Implications for palliative care politics

Firstly, instead of reinforcing GPs’ withdrawal from palliative care delivery by shifting traditional tasks from GPs to specialists [30], strengthening PPC could be promising. Here, our survey confirms starting points that have been found in qualitative study designs already: Primary care professionals have the potential, ability and motivation to provide palliative care for most patients [1, 38] given adequate training, resources, remuneration, a supportive and cooperative surrounding palliative care infrastructure [34] and specialist advice when needed [24, 38, 39]. The latter is particularly important for training GPs in identifying complex cases [40] and for guaranteeing highly qualitative primary palliative care provision during out-of-hours [40, 41].

Nevertheless, there are limits to an enforcement of PPC, due to the high workload GPs in Germany face, which is particularly pronounced in rural areas. That is why, secondly, it should be acknowledged that partially SPHC fills gaps in PPC. This appears to be particularly relevant for 24 h-availability, support in technical care and in the final phase – activities that do not necessarily require special qualifications. And, as there is large regional variation in the capacity of PPC and the general palliative care infrastructure, SPHC has to be regarded as an additional palliative care resource and has to adapt flexible to regional PPC structures.

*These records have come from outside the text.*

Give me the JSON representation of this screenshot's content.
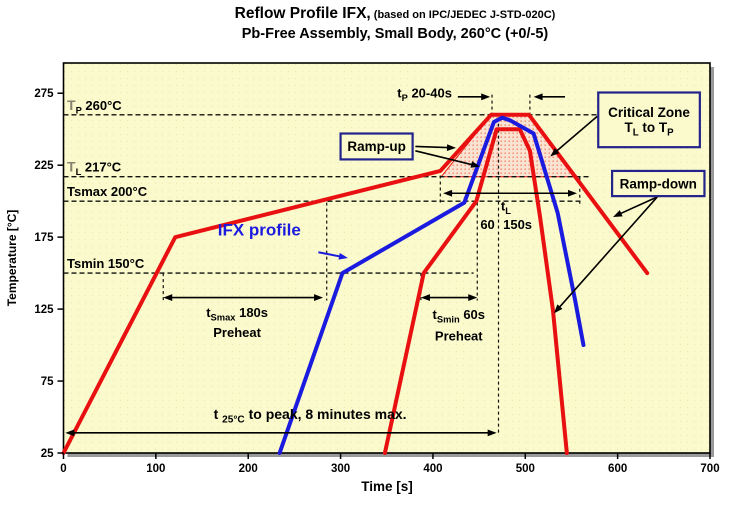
{
  "title": {
    "line1_main": "Reflow Profile IFX,",
    "line1_paren": " (based on IPC/JEDEC J-STD-020C)",
    "line2": "Pb-Free Assembly, Small Body, 260°C (+0/-5)"
  },
  "colors": {
    "plot_bg": "#FBFACD",
    "bg_dot": "#ECEBB6",
    "profile_red": "#E81010",
    "profile_blue": "#1B1BE0",
    "box_border": "#23238C",
    "box_fill": "#FBFACD",
    "shadow": "#9A9A9A",
    "dashed_line": "#111111",
    "ref_T_gray": "#84846E",
    "critical_fill": "#FBE3D4",
    "critical_dot": "#F29A77"
  },
  "chart_data": {
    "type": "line",
    "xlabel": "Time [s]",
    "ylabel": "Temperature [°C]",
    "xlim": [
      0,
      700
    ],
    "ylim": [
      25,
      296
    ],
    "x_ticks": [
      0,
      100,
      200,
      300,
      400,
      500,
      600,
      700
    ],
    "y_ticks": [
      25,
      75,
      125,
      175,
      225,
      275
    ],
    "grid": false,
    "legend": "none",
    "series": [
      {
        "name": "limit-profile-slow",
        "color": "#E81010",
        "width": 4,
        "points": [
          [
            0,
            25
          ],
          [
            121,
            175
          ],
          [
            408,
            221
          ],
          [
            463,
            260
          ],
          [
            504,
            260
          ],
          [
            632,
            150
          ]
        ]
      },
      {
        "name": "limit-profile-fast",
        "color": "#E81010",
        "width": 4,
        "points": [
          [
            348,
            25
          ],
          [
            390,
            150
          ],
          [
            447,
            200
          ],
          [
            469,
            250
          ],
          [
            494,
            250
          ],
          [
            505,
            235
          ],
          [
            516,
            189
          ],
          [
            530,
            124
          ],
          [
            545,
            25
          ]
        ]
      },
      {
        "name": "ifx-profile",
        "color": "#1B1BE0",
        "width": 4,
        "points": [
          [
            234,
            25
          ],
          [
            302,
            150
          ],
          [
            434,
            199
          ],
          [
            466,
            255
          ],
          [
            475,
            258
          ],
          [
            484,
            256
          ],
          [
            509,
            247
          ],
          [
            535,
            192
          ],
          [
            554,
            131
          ],
          [
            563,
            100
          ]
        ]
      }
    ],
    "critical_zone": {
      "name": "critical-zone",
      "polygon": [
        [
          409,
          217
        ],
        [
          463,
          260
        ],
        [
          504,
          260
        ],
        [
          556,
          217
        ]
      ]
    },
    "reference_lines": [
      {
        "name": "ref-tp",
        "T": 260,
        "t_start": 0,
        "t_end": 581,
        "parts": [
          {
            "text": "T",
            "color": "#84846E",
            "size": 14
          },
          {
            "text": "P",
            "sub": true
          },
          {
            "text": " 260°C"
          }
        ]
      },
      {
        "name": "ref-tl",
        "T": 217,
        "t_start": 0,
        "t_end": 570,
        "parts": [
          {
            "text": "T",
            "color": "#84846E",
            "size": 14
          },
          {
            "text": "L",
            "sub": true
          },
          {
            "text": " 217°C"
          }
        ]
      },
      {
        "name": "ref-tsmax",
        "T": 200,
        "t_start": 0,
        "t_end": 562,
        "parts": [
          {
            "text": "Tsmax 200°C"
          }
        ]
      },
      {
        "name": "ref-tsmin",
        "T": 150,
        "t_start": 0,
        "t_end": 444,
        "parts": [
          {
            "text": "Tsmin 150°C"
          }
        ]
      }
    ],
    "vlines": [
      {
        "name": "vline-slow-150",
        "t": 108,
        "T1": 150,
        "T2": 131
      },
      {
        "name": "vline-slow-200",
        "t": 285,
        "T1": 199,
        "T2": 131
      },
      {
        "name": "vline-fast-150",
        "t": 387,
        "T1": 150,
        "T2": 131
      },
      {
        "name": "vline-fast-200",
        "t": 448,
        "T1": 199,
        "T2": 131
      },
      {
        "name": "vline-tl-start",
        "t": 408,
        "T1": 222,
        "T2": 198
      },
      {
        "name": "vline-tl-end",
        "t": 559,
        "T1": 217,
        "T2": 196
      },
      {
        "name": "vline-tp-start",
        "t": 464,
        "T1": 274,
        "T2": 261
      },
      {
        "name": "vline-tp-end",
        "t": 505,
        "T1": 274,
        "T2": 261
      },
      {
        "name": "vline-peak-time",
        "t": 471,
        "T1": 258,
        "T2": 38
      }
    ],
    "arrows": [
      {
        "name": "arrow-preheat-max-window",
        "t1": 108,
        "T1": 133,
        "t2": 281,
        "T2": 133,
        "heads": "both"
      },
      {
        "name": "arrow-preheat-min-window",
        "t1": 387,
        "T1": 133,
        "t2": 448,
        "T2": 133,
        "heads": "both"
      },
      {
        "name": "arrow-liquidus-window",
        "t1": 411,
        "T1": 205.5,
        "t2": 556,
        "T2": 205.5,
        "heads": "both"
      },
      {
        "name": "arrow-time-to-peak",
        "t1": 2,
        "T1": 39,
        "t2": 469,
        "T2": 39,
        "heads": "both"
      },
      {
        "name": "arrow-tp-left",
        "t1": 427,
        "T1": 272.5,
        "t2": 462,
        "T2": 272.5,
        "heads": "end"
      },
      {
        "name": "arrow-tp-right",
        "t1": 543,
        "T1": 272.5,
        "t2": 509,
        "T2": 272.5,
        "heads": "end"
      }
    ],
    "labels": [
      {
        "name": "label-tp-window",
        "t": 391,
        "T": 272,
        "anchor": "middle",
        "size": 13,
        "parts": [
          {
            "text": "t"
          },
          {
            "text": "P",
            "sub": true
          },
          {
            "text": " 20-40s"
          }
        ]
      },
      {
        "name": "label-tl",
        "t": 479,
        "T": 193.5,
        "anchor": "middle",
        "size": 13,
        "parts": [
          {
            "text": "t"
          },
          {
            "text": "L",
            "sub": true
          }
        ]
      },
      {
        "name": "label-tl-range-low",
        "t": 467,
        "T": 180.5,
        "anchor": "end",
        "size": 13,
        "parts": [
          {
            "text": "60"
          }
        ]
      },
      {
        "name": "label-tl-range-high",
        "t": 476,
        "T": 180.5,
        "anchor": "start",
        "size": 13,
        "parts": [
          {
            "text": "150s"
          }
        ]
      },
      {
        "name": "label-tsmax-time",
        "t": 188,
        "T": 119.5,
        "anchor": "middle",
        "size": 13,
        "parts": [
          {
            "text": "t"
          },
          {
            "text": "Smax",
            "sub": true
          },
          {
            "text": " 180s"
          }
        ]
      },
      {
        "name": "label-tsmax-preheat",
        "t": 188,
        "T": 105.5,
        "anchor": "middle",
        "size": 13,
        "parts": [
          {
            "text": "Preheat"
          }
        ]
      },
      {
        "name": "label-tsmin-time",
        "t": 428,
        "T": 118,
        "anchor": "middle",
        "size": 13,
        "parts": [
          {
            "text": "t"
          },
          {
            "text": "Smin",
            "sub": true
          },
          {
            "text": " 60s"
          }
        ]
      },
      {
        "name": "label-tsmin-preheat",
        "t": 428,
        "T": 103,
        "anchor": "middle",
        "size": 13,
        "parts": [
          {
            "text": "Preheat"
          }
        ]
      },
      {
        "name": "label-time-to-peak",
        "t": 267,
        "T": 48.5,
        "anchor": "middle",
        "size": 14,
        "parts": [
          {
            "text": "t "
          },
          {
            "text": "25°C",
            "sub": true
          },
          {
            "text": " to peak, 8 minutes max."
          }
        ]
      }
    ],
    "boxes": [
      {
        "name": "ramp-up-box",
        "t1": 300,
        "t2": 378,
        "Tlo": 229,
        "Thi": 247,
        "size": 13.5,
        "lines": [
          [
            {
              "text": "Ramp-up"
            }
          ]
        ],
        "arrows": [
          [
            381,
            238,
            425,
            237
          ],
          [
            381,
            235,
            451,
            224
          ]
        ]
      },
      {
        "name": "critical-zone-box",
        "t1": 579,
        "t2": 689,
        "Tlo": 237.5,
        "Thi": 275.5,
        "size": 13.5,
        "lines": [
          [
            {
              "text": "Critical Zone"
            }
          ],
          [
            {
              "text": "T"
            },
            {
              "text": "L",
              "sub": true
            },
            {
              "text": " to T"
            },
            {
              "text": "P",
              "sub": true
            }
          ]
        ],
        "arrows": [
          [
            578,
            259,
            527,
            231
          ]
        ]
      },
      {
        "name": "ramp-down-box",
        "t1": 594,
        "t2": 694,
        "Tlo": 203.5,
        "Thi": 221,
        "size": 13.5,
        "lines": [
          [
            {
              "text": "Ramp-down"
            }
          ]
        ],
        "arrows": [
          [
            643,
            203,
            595,
            189
          ],
          [
            643,
            203,
            531,
            122
          ]
        ]
      }
    ],
    "ifx_label": {
      "name": "ifx-profile-label",
      "text": "IFX profile",
      "t": 212,
      "T": 176,
      "size": 17,
      "arrow": [
        276,
        164.5,
        308,
        160.5
      ]
    }
  }
}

However, to fill gaps in PPC and to support PPC efficiently, SPHC has to be adjusted with appropriate remuneration structures and adequate – which means not too high – minimum standards for qualification requirements for SPHC-teams as well as requirements regarding a minimum number of professions involved in SPHC. In addition, new forms of cooperation between PPC and SPHC can arise, should be tested and fostered. But always, outcomes of PPC and SPHC (like patient/relatives’ satisfaction as well as costs of care) have to be taken into account when setting the framework.

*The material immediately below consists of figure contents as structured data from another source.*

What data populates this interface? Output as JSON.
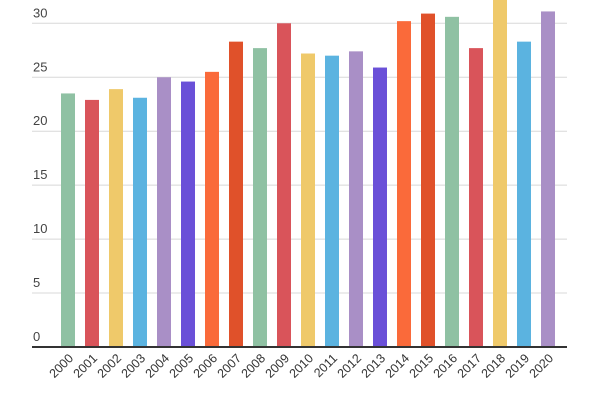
{
  "chart_data": {
    "type": "bar",
    "title": "",
    "xlabel": "",
    "ylabel": "",
    "ylim": [
      0,
      30
    ],
    "yticks": [
      "0",
      "5",
      "10",
      "15",
      "20",
      "25",
      "30"
    ],
    "grid": true,
    "categories": [
      "2000",
      "2001",
      "2002",
      "2003",
      "2004",
      "2005",
      "2006",
      "2007",
      "2008",
      "2009",
      "2010",
      "2011",
      "2012",
      "2013",
      "2014",
      "2015",
      "2016",
      "2017",
      "2018",
      "2019",
      "2020"
    ],
    "values": [
      23.5,
      22.9,
      23.9,
      23.1,
      25.0,
      24.6,
      25.5,
      28.3,
      27.7,
      30.0,
      27.2,
      27.0,
      27.4,
      25.9,
      30.2,
      30.9,
      30.6,
      27.7,
      32.2,
      28.3,
      31.1
    ],
    "colors": [
      "#8fc1a3",
      "#d9545a",
      "#efc96a",
      "#5bb3e0",
      "#a98fc6",
      "#6a50d8",
      "#fa6a3a",
      "#e0512a"
    ]
  }
}
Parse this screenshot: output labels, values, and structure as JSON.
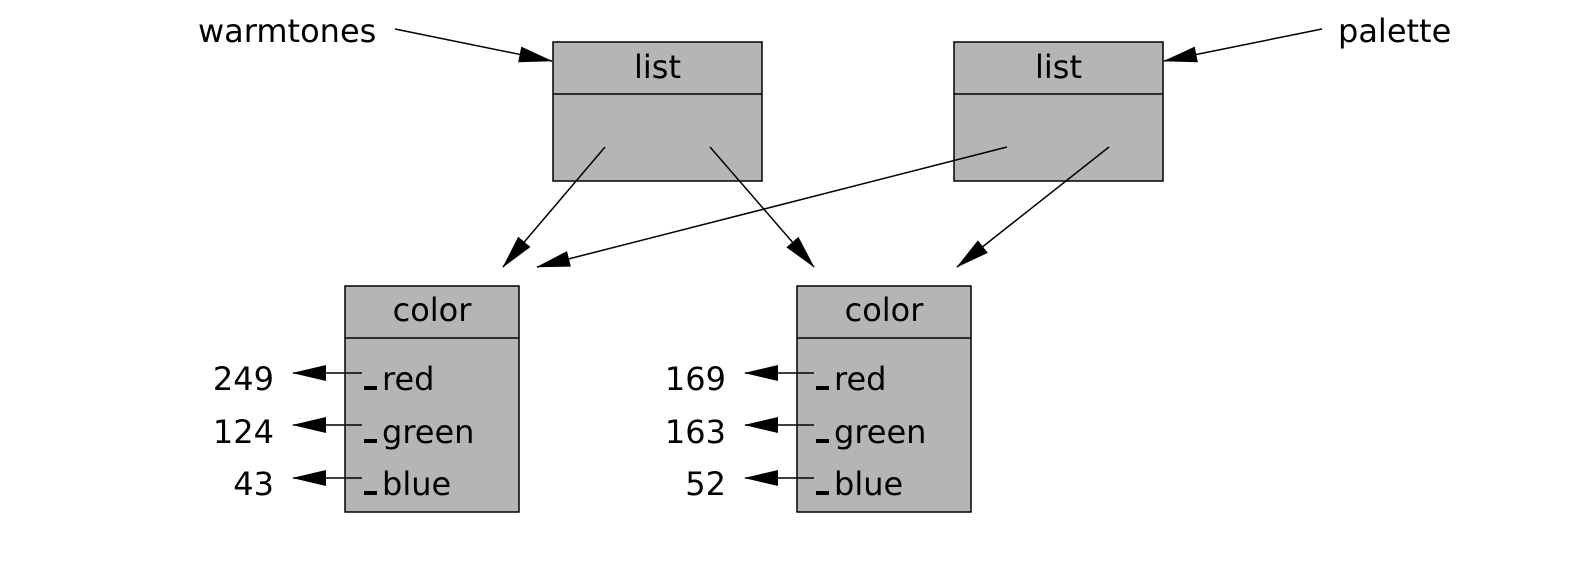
{
  "variables": {
    "warmtones": "warmtones",
    "palette": "palette"
  },
  "lists": {
    "left": {
      "type": "list"
    },
    "right": {
      "type": "list"
    }
  },
  "colors": {
    "left": {
      "type": "color",
      "fields": [
        {
          "name": "red",
          "value": "249"
        },
        {
          "name": "green",
          "value": "124"
        },
        {
          "name": "blue",
          "value": "43"
        }
      ]
    },
    "right": {
      "type": "color",
      "fields": [
        {
          "name": "red",
          "value": "169"
        },
        {
          "name": "green",
          "value": "163"
        },
        {
          "name": "blue",
          "value": "52"
        }
      ]
    }
  }
}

Not to forget, thirdly, to reduce patients’ and relatives’ need for palliative support via improving self-help which will take burden from PPC as well as SPHC.

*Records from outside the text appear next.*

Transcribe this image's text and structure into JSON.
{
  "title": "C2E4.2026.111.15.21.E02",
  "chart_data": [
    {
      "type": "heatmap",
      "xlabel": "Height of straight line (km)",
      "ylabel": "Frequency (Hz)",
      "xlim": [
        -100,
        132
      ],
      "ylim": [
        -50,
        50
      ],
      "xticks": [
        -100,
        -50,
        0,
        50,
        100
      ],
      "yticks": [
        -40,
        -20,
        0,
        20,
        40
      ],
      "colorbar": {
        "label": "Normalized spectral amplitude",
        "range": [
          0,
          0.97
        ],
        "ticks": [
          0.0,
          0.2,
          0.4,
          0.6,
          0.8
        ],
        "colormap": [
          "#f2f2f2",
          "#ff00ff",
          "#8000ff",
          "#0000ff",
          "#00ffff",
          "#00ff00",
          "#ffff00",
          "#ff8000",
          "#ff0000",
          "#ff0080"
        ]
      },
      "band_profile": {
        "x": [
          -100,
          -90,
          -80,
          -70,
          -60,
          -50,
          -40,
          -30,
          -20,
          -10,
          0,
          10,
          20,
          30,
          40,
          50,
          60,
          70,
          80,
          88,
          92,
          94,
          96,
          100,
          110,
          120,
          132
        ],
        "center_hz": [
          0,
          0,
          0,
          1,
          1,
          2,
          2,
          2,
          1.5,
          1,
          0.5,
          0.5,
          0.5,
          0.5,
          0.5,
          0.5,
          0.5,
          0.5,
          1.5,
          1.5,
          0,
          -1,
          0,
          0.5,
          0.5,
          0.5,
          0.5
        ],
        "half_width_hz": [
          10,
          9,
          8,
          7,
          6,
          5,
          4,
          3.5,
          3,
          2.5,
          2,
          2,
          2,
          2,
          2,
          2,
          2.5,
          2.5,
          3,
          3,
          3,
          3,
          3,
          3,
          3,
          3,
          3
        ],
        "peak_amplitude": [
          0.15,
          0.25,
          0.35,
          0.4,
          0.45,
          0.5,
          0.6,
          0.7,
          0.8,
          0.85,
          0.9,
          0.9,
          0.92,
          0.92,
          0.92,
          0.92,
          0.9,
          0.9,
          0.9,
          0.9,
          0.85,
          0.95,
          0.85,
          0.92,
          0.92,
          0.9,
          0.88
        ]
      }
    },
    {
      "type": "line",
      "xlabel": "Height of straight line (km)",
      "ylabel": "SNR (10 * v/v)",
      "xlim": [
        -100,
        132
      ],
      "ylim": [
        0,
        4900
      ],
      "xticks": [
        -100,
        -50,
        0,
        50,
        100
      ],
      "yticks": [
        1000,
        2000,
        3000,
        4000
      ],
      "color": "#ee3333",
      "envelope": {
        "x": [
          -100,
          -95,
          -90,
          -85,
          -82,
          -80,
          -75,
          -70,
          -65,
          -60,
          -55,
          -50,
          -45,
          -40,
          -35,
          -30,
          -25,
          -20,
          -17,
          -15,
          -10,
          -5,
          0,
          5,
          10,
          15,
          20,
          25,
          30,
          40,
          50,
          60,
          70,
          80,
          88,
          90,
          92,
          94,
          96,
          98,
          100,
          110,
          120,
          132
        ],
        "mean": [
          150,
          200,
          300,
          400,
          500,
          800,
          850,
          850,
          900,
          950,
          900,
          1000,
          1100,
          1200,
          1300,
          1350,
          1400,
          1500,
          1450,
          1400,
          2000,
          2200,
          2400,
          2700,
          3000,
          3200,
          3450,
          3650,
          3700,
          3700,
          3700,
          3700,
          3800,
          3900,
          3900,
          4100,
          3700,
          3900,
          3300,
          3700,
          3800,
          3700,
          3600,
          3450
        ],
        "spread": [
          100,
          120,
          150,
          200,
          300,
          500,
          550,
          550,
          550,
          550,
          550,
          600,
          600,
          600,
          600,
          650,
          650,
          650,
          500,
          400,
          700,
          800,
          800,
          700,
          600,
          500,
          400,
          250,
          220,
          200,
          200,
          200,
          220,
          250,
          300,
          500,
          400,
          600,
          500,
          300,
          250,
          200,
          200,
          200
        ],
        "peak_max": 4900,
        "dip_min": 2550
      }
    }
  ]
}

These are all future tasks of palliative (home) care politics our results are pointing at.

Strength and limitations

This is the first comprehensive, nationwide survey among German GPs addressing the interface of general and specialised palliative homecare from their perspective.

Even though the response rate of 19.4% was not too low a response rate compared to our expectations, it naturally limits the representativeness of our results.

Anticipating that responding GPs might be more enthusiastic towards participation in palliative care (apparent in the overrepresentation of GPs with an additional qualification in palliative care), we considered formal experience/qualification level (Additional file 1) as an independent variable in our analysis to avoid a significant distortion in the results attained. Furthermore, we had excluded SPHC-GPs beforehand (n = 118) as we supposed that there would be selection bias due to a conflict of interest, especially in terms of remuneration. Only in the descriptive results does the overrepresentation of GPs with higher palliative care experience/qualification remain.

There may be limitations in terms of the transferability of results to other high-income countries due to health system differences and differences in palliative care delivery. But the general observation of GP’ (reported) palliative care activities being inversely associated with GP-valued SPHC importance, the interpretation of this interrelation and the conclusion for actions drawn from this, might, at least partly, also hold for countries other than Germany.

Conclusions

GPs with low reported activity in palliative care are more likely to initialise SPHC for palliative care activities they do not deliver themselves for various reasons, which might mean that the involvement of SPHC is substitutive instead of complementary to primary palliative care. This finding and its interpretation should be given more attention in the future policy framework for (specialised) palliative homecare in Germany.